Department of General, Visceral and Transplant Surgery, University Hospital Tübingen, Tübingen, Germany.
Institute for Clinical Epidemiology and Applied Biometry, University Hospital Tübingen, Tübingen, Germany.
Ann Surg Oncol. 2021 Dec;28(13):9086-9095. doi: 10.1245/s10434-021-10187-8. Epub 2021 Jun 15.
Pancreatic ductal adenocarcinoma (PDAC) is a common fatal disease with unfavorable prognosis, even after oncological resection. To improve survival, adding hyperthermic intraperitoneal chemotherapy (HIPEC) has been suggested. Whether HIPEC entails disproportional short-term mortality is unknown and a prospectively determined adverse events profile is lacking. Since both pancreatic resection and HIPEC may relevantly influence morbidity and mortality, this uncontrolled single-arm, open-label, phase I/II pilot trial was designed to assess the 30-day mortality rate, treatment feasibility, and adverse events connected with HIPEC after oncological pancreatic surgery.
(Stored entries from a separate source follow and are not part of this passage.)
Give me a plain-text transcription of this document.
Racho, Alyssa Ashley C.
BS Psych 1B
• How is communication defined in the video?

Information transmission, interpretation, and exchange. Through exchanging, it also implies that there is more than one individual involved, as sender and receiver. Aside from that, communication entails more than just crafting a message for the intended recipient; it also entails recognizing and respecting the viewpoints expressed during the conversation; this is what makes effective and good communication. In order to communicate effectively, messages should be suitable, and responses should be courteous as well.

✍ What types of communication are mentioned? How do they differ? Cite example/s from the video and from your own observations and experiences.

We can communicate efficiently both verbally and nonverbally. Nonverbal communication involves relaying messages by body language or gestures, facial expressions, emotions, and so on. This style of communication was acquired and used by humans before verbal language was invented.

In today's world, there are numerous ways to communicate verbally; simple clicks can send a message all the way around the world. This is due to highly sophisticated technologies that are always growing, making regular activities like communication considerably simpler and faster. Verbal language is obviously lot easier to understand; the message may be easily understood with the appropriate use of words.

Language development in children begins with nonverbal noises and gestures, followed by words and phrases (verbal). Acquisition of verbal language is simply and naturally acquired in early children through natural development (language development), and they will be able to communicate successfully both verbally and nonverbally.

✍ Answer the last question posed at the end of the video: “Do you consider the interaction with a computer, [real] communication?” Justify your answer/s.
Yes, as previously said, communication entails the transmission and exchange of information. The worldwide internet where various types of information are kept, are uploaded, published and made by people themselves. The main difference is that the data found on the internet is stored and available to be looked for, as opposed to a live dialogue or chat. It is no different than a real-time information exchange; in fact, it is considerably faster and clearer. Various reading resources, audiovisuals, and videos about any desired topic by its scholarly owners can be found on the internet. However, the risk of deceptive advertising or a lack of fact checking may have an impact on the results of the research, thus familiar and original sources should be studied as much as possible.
This trial recruited patients scheduled for PDAC resection. A sample size of 16 patients receiving study interventions was estimated to establish a predefined margin of treatment-associated short-term mortality with a power of > 80%. Patients achieving complete macroscopic resection received HIPEC with gemcitabine administered at 1000 mg/m body surface area heated to 42 °C for 1 hour.
Within 30 days after intervention, no patient died or experienced any adverse events higher than grade 3 that were related to HIPEC. Furthermore, treatment-related adverse events were prospectively documented and categorized as expected or unexpected. This trial supports that the actual mortality rate after PDAC resection and HIPEC is below 10%. HIPEC treatment proved feasible in 89% of patients allocated to intervention. Pancreatic fistulas, as key complications after pancreas surgery, occurred in 3/13 patients under risk.
Combined pancreas resection and gemcitabine HIPEC proved feasible and safe, with acceptable morbidity and mortality. Based on these results, further clinical evaluation can be justified.
NCT02863471 ( http://www.clinicaltrials.gov ).
胰腺导管腺癌(PDAC)是一种常见的致命疾病,预后不良,即使进行了肿瘤切除也是如此。为了提高生存率,已经提出了添加腹腔热灌注化疗(HIPEC)的建议。HIPEC 是否会导致不成比例的短期死亡率尚不清楚,也缺乏前瞻性确定的不良事件概况。由于胰腺切除术和 HIPEC 都可能对发病率和死亡率产生重大影响,因此设计了这项非对照的单臂、开放标签、I/II 期试验,以评估接受肿瘤胰腺手术后 30 天死亡率、治疗可行性以及与 HIPEC 相关的不良事件。
本试验招募了计划接受 PDAC 切除术的患者。估计需要 16 名接受研究干预的患者样本量,以建立与治疗相关的短期死亡率的预定界限,其置信度>80%。接受完全宏观切除的患者接受 HIPEC,吉西他滨以 1000mg/m 体表面积给药,加热至 42°C 持续 1 小时。
在干预后 30 天内,没有患者死亡或经历任何与 HIPEC 相关的高于 3 级的不良事件。此外,前瞻性地记录了与治疗相关的不良事件,并分为预期或意外。本试验支持 PDAC 切除和 HIPEC 后实际死亡率低于 10%。在分配给干预的 89%的患者中,HIPEC 治疗被证明是可行的。在 3/13 例存在风险的胰腺手术后,发生了关键并发症胰腺瘘。
联合胰腺切除术和吉西他滨 HIPEC 证明是可行且安全的,具有可接受的发病率和死亡率。基于这些结果,可以进行进一步的临床评估。